The wolf snarled angrily.

‘Remember what I told you, Rannoch,’ he cried.’I came because I owed you a debt and because Sgorr’s madness had spread even amongst the wolves. But now the debt is paid. What I said is still true, Rannoch. Never again will the wolves help the Herla. Your blessed law, Herne’s Law, has returned to the Great Land. So fear us, Rannoch.’

Rannoch looked down into the yellow-green eyes and nodded sadly, but he said nothing.

With that the wolf growled again and, calling to his kind, he turned away. One by one the wolves began to peel off, padding silently through the soaking grass, their eyes glittering furiously in the darkness as they passed through the trembling ranks of the Herla.

‘Willow?’ said Rannoch quietly when they had gone.

‘Yes, Rannoch,’ said the hind, stepping up beside him.

‘We must tend to Bankfoot and to the sick. For many have fallen this day.’

‘Yes, Rannoch.’

‘Willow?’

‘What is it?’ asked the hind.

‘I am tired.’

25 Sacrifice

‘The magnificent cause of being,The imagination, the one reality In this imagined world. . .’ Wallace Stevens, ‘Another Weeping Woman’

‘For his days shall herald laughter, Born a healer and a king.’ Herla Prophecy

A young hind was grazing across a moor in the late autumn sunshine. Her coat had a special lustre and her eyes were keen and bright. Nearby other deer were moving towards her in a loose group, running ahead of one another or stopping to graze also. The hind stopped feeding and looked up.

Not far from her was a mound of heaped earth where a storm had uprooted a large tree and as the deer reached it they seemed to flow up and over its sides, some of them springing into the air off its flanks. A young buck, just one and a half years old, stopped on the top of the mound and looked down proudly at the others as he swayed his single antlers. But almost as soon as he stopped another buck ran up the side. His antlers had brow tines.

When he arrived the other deer simply moved away, slipping off the edge of the mound, and the new deer was left to survey his temporary kingdom. None of the Herla around him challenged him, for they were either hinds or prickets. But as he stood there a third deer, a stag with fine branching antlers, came out of the trees. He saw him and strolled casually forward. Before the adult had even reached the mound, the deer on its top, hardly looking towards the stag, also gave way and slipped off down the hill, so that the stag was left to stroll up its sides and stand gazing arrogantly ahead. The hind that had been watching smiled inwardly and went on feeding.
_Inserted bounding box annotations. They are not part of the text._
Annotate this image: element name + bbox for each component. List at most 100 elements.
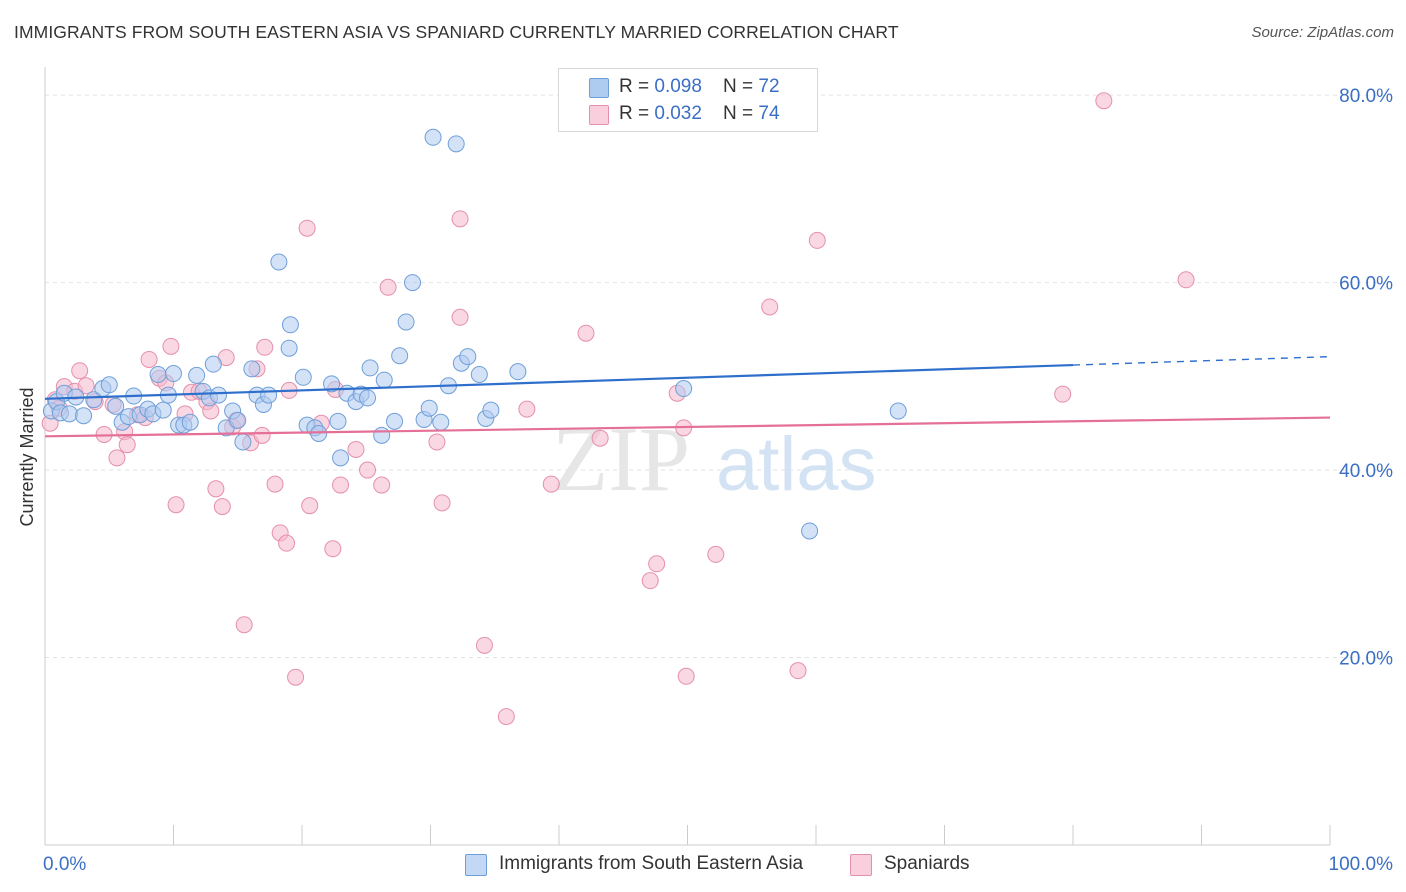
data-point-immigrants bbox=[801, 522, 819, 540]
data-point-immigrants bbox=[234, 433, 252, 451]
data-point-immigrants bbox=[294, 368, 312, 386]
data-point-spaniards bbox=[379, 278, 397, 296]
data-point-immigrants bbox=[889, 402, 907, 420]
data-point-immigrants bbox=[386, 412, 404, 430]
data-point-immigrants bbox=[154, 401, 172, 419]
x-tick-label-min: 0.0% bbox=[43, 854, 86, 875]
legend-r-value: 0.098 bbox=[654, 76, 702, 97]
data-point-immigrants bbox=[329, 412, 347, 430]
y-axis-label: Currently Married bbox=[17, 387, 37, 526]
legend-n-value: 72 bbox=[758, 76, 780, 97]
data-point-immigrants bbox=[359, 389, 377, 407]
data-point-spaniards bbox=[235, 616, 253, 634]
trend-line-immigrants-extension bbox=[1072, 355, 1331, 366]
data-point-spaniards bbox=[71, 362, 89, 380]
data-point-immigrants bbox=[107, 397, 125, 415]
legend-n-label: N = bbox=[723, 103, 759, 124]
data-point-spaniards bbox=[761, 298, 779, 316]
data-point-spaniards bbox=[373, 476, 391, 494]
data-point-immigrants bbox=[149, 365, 167, 383]
legend-r-value: 0.032 bbox=[654, 103, 702, 124]
legend-label-spaniards: Spaniards bbox=[884, 853, 970, 874]
data-point-spaniards bbox=[287, 668, 305, 686]
data-point-spaniards bbox=[707, 545, 725, 563]
chart-source: Source: ZipAtlas.com bbox=[1251, 24, 1394, 41]
data-point-immigrants bbox=[85, 391, 103, 409]
data-point-spaniards bbox=[577, 324, 595, 342]
data-point-immigrants bbox=[361, 359, 379, 377]
data-point-spaniards bbox=[278, 534, 296, 552]
data-point-immigrants bbox=[332, 449, 350, 467]
data-point-immigrants bbox=[181, 413, 199, 431]
data-point-immigrants bbox=[373, 426, 391, 444]
data-point-immigrants bbox=[60, 405, 78, 423]
legend-swatch-pink bbox=[589, 105, 609, 125]
data-point-immigrants bbox=[447, 135, 465, 153]
data-point-immigrants bbox=[397, 313, 415, 331]
data-point-immigrants bbox=[375, 371, 393, 389]
data-point-immigrants bbox=[391, 347, 409, 365]
data-point-spaniards bbox=[542, 475, 560, 493]
data-point-spaniards bbox=[591, 429, 609, 447]
legend-r-label: R = bbox=[619, 103, 655, 124]
data-point-immigrants bbox=[470, 365, 488, 383]
data-point-spaniards bbox=[451, 210, 469, 228]
data-point-immigrants bbox=[229, 411, 247, 429]
legend-r-label: R = bbox=[619, 76, 655, 97]
data-point-spaniards bbox=[808, 231, 826, 249]
data-point-spaniards bbox=[77, 377, 95, 395]
data-point-immigrants bbox=[482, 401, 500, 419]
data-point-spaniards bbox=[451, 308, 469, 326]
data-point-spaniards bbox=[1095, 92, 1113, 110]
y-tick-label: 80.0% bbox=[1339, 86, 1393, 107]
legend-swatch-blue bbox=[465, 854, 487, 876]
data-point-immigrants bbox=[404, 274, 422, 292]
data-point-spaniards bbox=[298, 219, 316, 237]
y-tick-label: 60.0% bbox=[1339, 274, 1393, 295]
data-point-spaniards bbox=[162, 337, 180, 355]
data-point-immigrants bbox=[323, 375, 341, 393]
data-point-immigrants bbox=[675, 380, 693, 398]
data-point-spaniards bbox=[324, 540, 342, 558]
data-point-immigrants bbox=[204, 355, 222, 373]
data-point-immigrants bbox=[432, 413, 450, 431]
tick-labels: 20.0% 40.0% 60.0% 80.0% 0.0% 100.0% bbox=[43, 86, 1393, 875]
chart-title: IMMIGRANTS FROM SOUTH EASTERN ASIA VS SP… bbox=[14, 22, 899, 42]
data-point-spaniards bbox=[118, 436, 136, 454]
data-point-immigrants bbox=[270, 253, 288, 271]
data-point-spaniards bbox=[213, 498, 231, 516]
series-immigrants-sea bbox=[42, 128, 907, 540]
y-tick-label: 20.0% bbox=[1339, 649, 1393, 670]
data-point-immigrants bbox=[260, 386, 278, 404]
legend-label-immigrants: Immigrants from South Eastern Asia bbox=[499, 853, 804, 874]
watermark: ZIP atlas bbox=[552, 408, 877, 510]
trend-line-immigrants bbox=[44, 363, 1074, 400]
watermark-zip: ZIP bbox=[552, 408, 690, 510]
data-point-immigrants bbox=[509, 363, 527, 381]
data-point-immigrants bbox=[188, 366, 206, 384]
data-point-immigrants bbox=[281, 316, 299, 334]
legend-swatch-blue bbox=[589, 78, 609, 98]
legend-n-label: N = bbox=[723, 76, 759, 97]
data-point-spaniards bbox=[433, 494, 451, 512]
y-tick-label: 40.0% bbox=[1339, 461, 1393, 482]
data-point-spaniards bbox=[1054, 385, 1072, 403]
data-point-immigrants bbox=[243, 360, 261, 378]
data-point-spaniards bbox=[497, 708, 515, 726]
trend-lines bbox=[44, 355, 1331, 438]
data-point-spaniards bbox=[253, 426, 271, 444]
data-point-spaniards bbox=[641, 572, 659, 590]
data-point-spaniards bbox=[140, 350, 158, 368]
data-point-spaniards bbox=[301, 497, 319, 515]
data-point-spaniards bbox=[677, 667, 695, 685]
data-point-spaniards bbox=[428, 433, 446, 451]
grid-lines bbox=[45, 94, 1392, 659]
data-point-spaniards bbox=[1177, 271, 1195, 289]
legend-swatch-pink bbox=[850, 854, 872, 876]
data-point-immigrants bbox=[459, 348, 477, 366]
x-tick-label-max: 100.0% bbox=[1329, 854, 1394, 875]
data-point-spaniards bbox=[108, 449, 126, 467]
data-point-immigrants bbox=[75, 407, 93, 425]
data-point-spaniards bbox=[266, 475, 284, 493]
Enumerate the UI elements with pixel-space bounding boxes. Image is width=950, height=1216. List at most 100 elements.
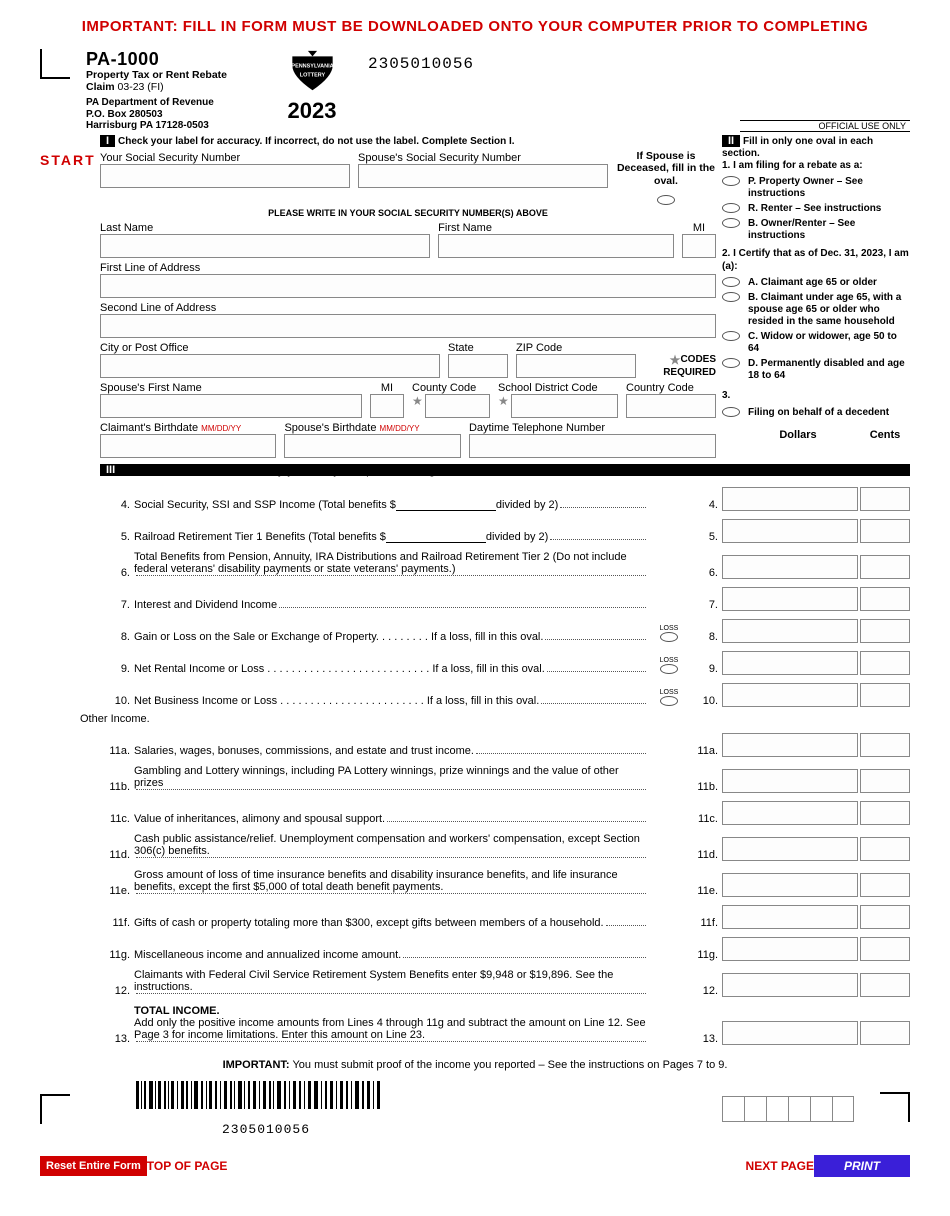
cents-input[interactable] <box>860 683 910 707</box>
loss-oval[interactable] <box>660 696 678 706</box>
addr1-input[interactable] <box>100 274 716 298</box>
blank-underline[interactable] <box>396 499 496 511</box>
line-text: Social Security, SSI and SSP Income (Tot… <box>134 499 396 511</box>
county-code-input[interactable] <box>425 394 490 418</box>
filing-option-oval[interactable] <box>722 292 740 302</box>
cents-input[interactable] <box>860 487 910 511</box>
cents-input[interactable] <box>860 837 910 861</box>
cents-input[interactable] <box>860 651 910 675</box>
cents-input[interactable] <box>860 519 910 543</box>
crop-mark-tl <box>40 49 70 79</box>
zip-input[interactable] <box>516 354 636 378</box>
ssn-input[interactable] <box>100 164 350 188</box>
line-number: 13. <box>100 1033 130 1045</box>
filing-option-oval[interactable] <box>722 176 740 186</box>
spouse-mi-input[interactable] <box>370 394 404 418</box>
claimant-bd-input[interactable] <box>100 434 276 458</box>
line-number: 5. <box>100 531 130 543</box>
line-number: 12. <box>100 985 130 997</box>
line-number-right: 10. <box>690 695 718 707</box>
form-revision: 03-23 (FI) <box>118 81 164 93</box>
dollars-input[interactable] <box>722 587 858 611</box>
section-1-box: I <box>100 135 115 147</box>
dollars-input[interactable] <box>722 905 858 929</box>
q3-oval[interactable] <box>722 407 740 417</box>
q2-text: I Certify that as of Dec. 31, 2023, I am… <box>722 248 909 272</box>
addr2-label: Second Line of Address <box>100 302 716 314</box>
loss-oval[interactable] <box>660 664 678 674</box>
cents-input[interactable] <box>860 1021 910 1045</box>
cents-input[interactable] <box>860 873 910 897</box>
addr1-label: First Line of Address <box>100 262 716 274</box>
school-code-input[interactable] <box>511 394 618 418</box>
line-number: 11g. <box>100 949 130 961</box>
section-2-instr: Fill in only one oval in each section. <box>722 136 873 159</box>
cents-input[interactable] <box>860 769 910 793</box>
q1-num: 1. <box>722 160 730 171</box>
q3-num: 3. <box>722 390 730 401</box>
cents-input[interactable] <box>860 937 910 961</box>
next-page-button[interactable]: NEXT PAGE <box>746 1159 814 1173</box>
line-text: Net Rental Income or Loss . . . . . . . … <box>134 663 545 675</box>
line-number: 6. <box>100 567 130 579</box>
cents-input[interactable] <box>860 905 910 929</box>
dollars-input[interactable] <box>722 733 858 757</box>
filing-option-oval[interactable] <box>722 218 740 228</box>
lottery-icon: PENNSYLVANIA LOTTERY <box>285 49 340 95</box>
cents-input[interactable] <box>860 555 910 579</box>
line-number: 11a. <box>100 745 130 757</box>
filing-option-oval[interactable] <box>722 203 740 213</box>
filing-option-oval[interactable] <box>722 358 740 368</box>
line-number-right: 11g. <box>690 949 718 961</box>
dollars-input[interactable] <box>722 937 858 961</box>
cents-input[interactable] <box>860 619 910 643</box>
dollars-input[interactable] <box>722 973 858 997</box>
first-name-label: First Name <box>438 222 674 234</box>
filing-option-oval[interactable] <box>722 277 740 287</box>
last-name-input[interactable] <box>100 234 430 258</box>
cents-input[interactable] <box>860 801 910 825</box>
mmddyy-2: MM/DD/YY <box>380 424 420 433</box>
dollars-input[interactable] <box>722 683 858 707</box>
spouse-ssn-input[interactable] <box>358 164 608 188</box>
dollars-input[interactable] <box>722 555 858 579</box>
addr2-input[interactable] <box>100 314 716 338</box>
line-number-right: 13. <box>690 1033 718 1045</box>
cents-input[interactable] <box>860 973 910 997</box>
dollars-input[interactable] <box>722 487 858 511</box>
mi-label: MI <box>682 222 716 234</box>
country-code-input[interactable] <box>626 394 716 418</box>
loss-oval[interactable] <box>660 632 678 642</box>
dollars-input[interactable] <box>722 651 858 675</box>
print-button[interactable]: PRINT <box>814 1155 910 1177</box>
dollars-input[interactable] <box>722 519 858 543</box>
svg-text:LOTTERY: LOTTERY <box>299 72 325 78</box>
mi-input[interactable] <box>682 234 716 258</box>
footer-note-bold: IMPORTANT: <box>223 1059 290 1071</box>
county-code-label: County Code <box>412 382 490 394</box>
line-text: Add only the positive income amounts fro… <box>134 1017 648 1041</box>
line-text: Gross amount of loss of time insurance b… <box>134 869 648 893</box>
dollars-input[interactable] <box>722 873 858 897</box>
top-of-page-button[interactable]: TOP OF PAGE <box>147 1159 228 1173</box>
dollars-input[interactable] <box>722 769 858 793</box>
dollars-input[interactable] <box>722 837 858 861</box>
ssn-label: Your Social Security Number <box>100 152 350 164</box>
blank-underline[interactable] <box>386 531 486 543</box>
filing-option-oval[interactable] <box>722 331 740 341</box>
state-input[interactable] <box>448 354 508 378</box>
line-text: Claimants with Federal Civil Service Ret… <box>134 969 648 993</box>
first-name-input[interactable] <box>438 234 674 258</box>
spouse-bd-input[interactable] <box>284 434 460 458</box>
dollars-input[interactable] <box>722 619 858 643</box>
reset-form-button[interactable]: Reset Entire Form <box>40 1156 147 1176</box>
dollars-input[interactable] <box>722 1021 858 1045</box>
spouse-deceased-oval[interactable] <box>657 195 675 205</box>
city-input[interactable] <box>100 354 440 378</box>
cents-input[interactable] <box>860 733 910 757</box>
phone-input[interactable] <box>469 434 716 458</box>
spouse-first-input[interactable] <box>100 394 362 418</box>
dollars-input[interactable] <box>722 801 858 825</box>
cents-input[interactable] <box>860 587 910 611</box>
spouse-bd-label: Spouse's Birthdate <box>284 422 376 434</box>
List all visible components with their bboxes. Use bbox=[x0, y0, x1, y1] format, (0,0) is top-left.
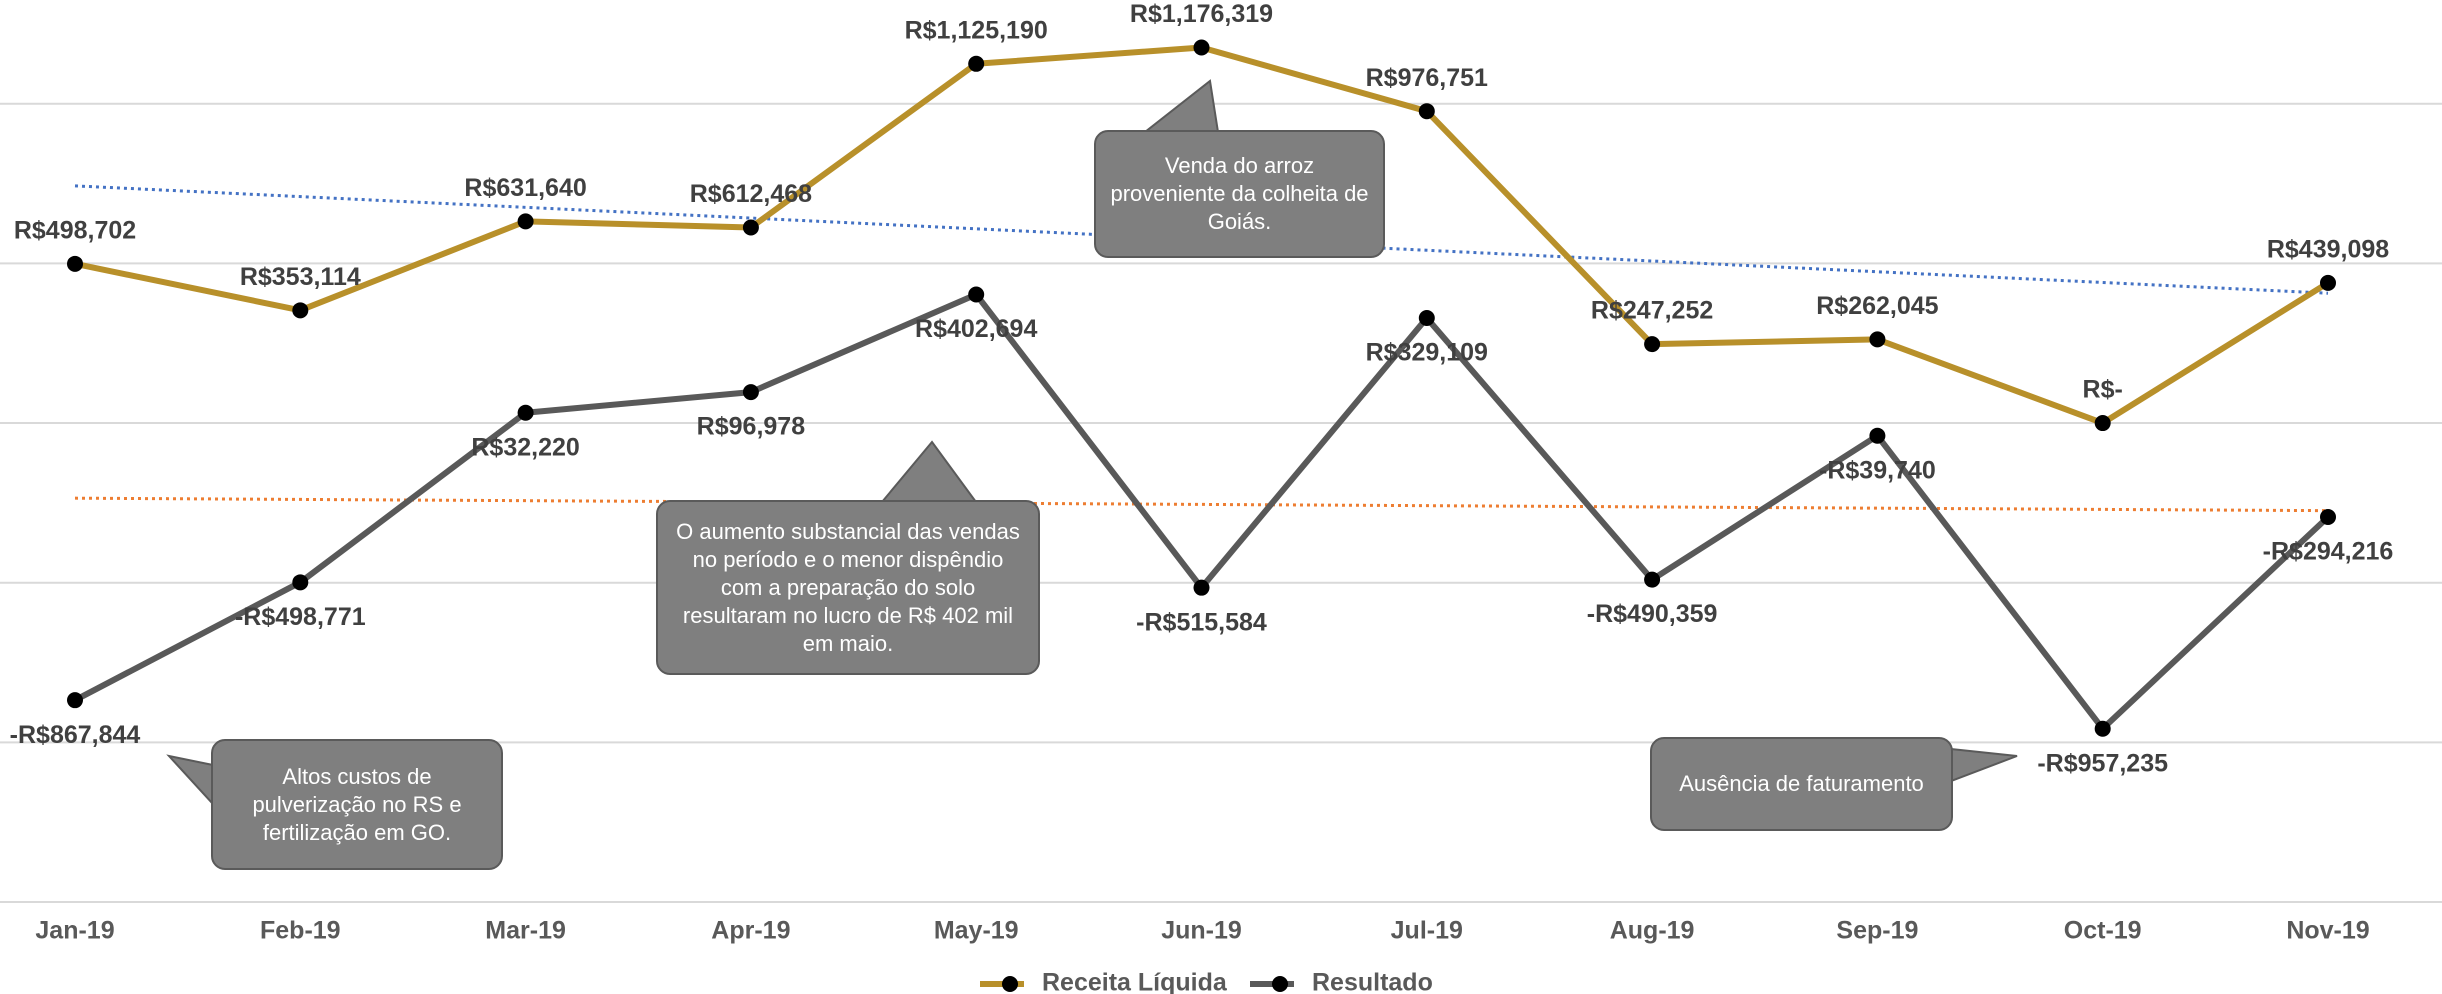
x-tick-label: Nov-19 bbox=[2286, 917, 2369, 945]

Suddenly, from above them, there came a great bellow. A full-grown male stag was stamping and ruffing out his throat sack, as another stag approached him and eyed the group of females that were clustered together behind him. The bellowing deer moved forward a little and the newcomer seemed to change his mind and turned away. But he swung back again and ran straight towards a hind that was set slightly apart from the other group.

The first stag roared and charged at full speed. The other deer swivelled and dropped his head and the stags’ antlers met. Both deer were knocked back by the blow and they dug their haunches into the moist ground and struck at one another again, fencing. This time the approaching deer slipped and then turned and ran. The defending deer snorted and followed him a little way down the hill before veering off and returning to his hinds. Now as he scoured the hill his face bore a proud, almost contemptuous look. His name was Quaich. The deer that had just lost the battle pretended not to notice as he started to graze as casually as he could through the heather.

Anlach was almost over, though, and most of the stags in the herd were exhausted. They had shed nearly half their body weight fighting to defend their hinds, but the season in the High Land was mild and the coming winter would take a light toll. Suddenly, from the bottom of the hill, there was a great burst of laughter. Two fawns were running through the grass, leaping and jumping in the autumn sunshine, delighted with their game of tag.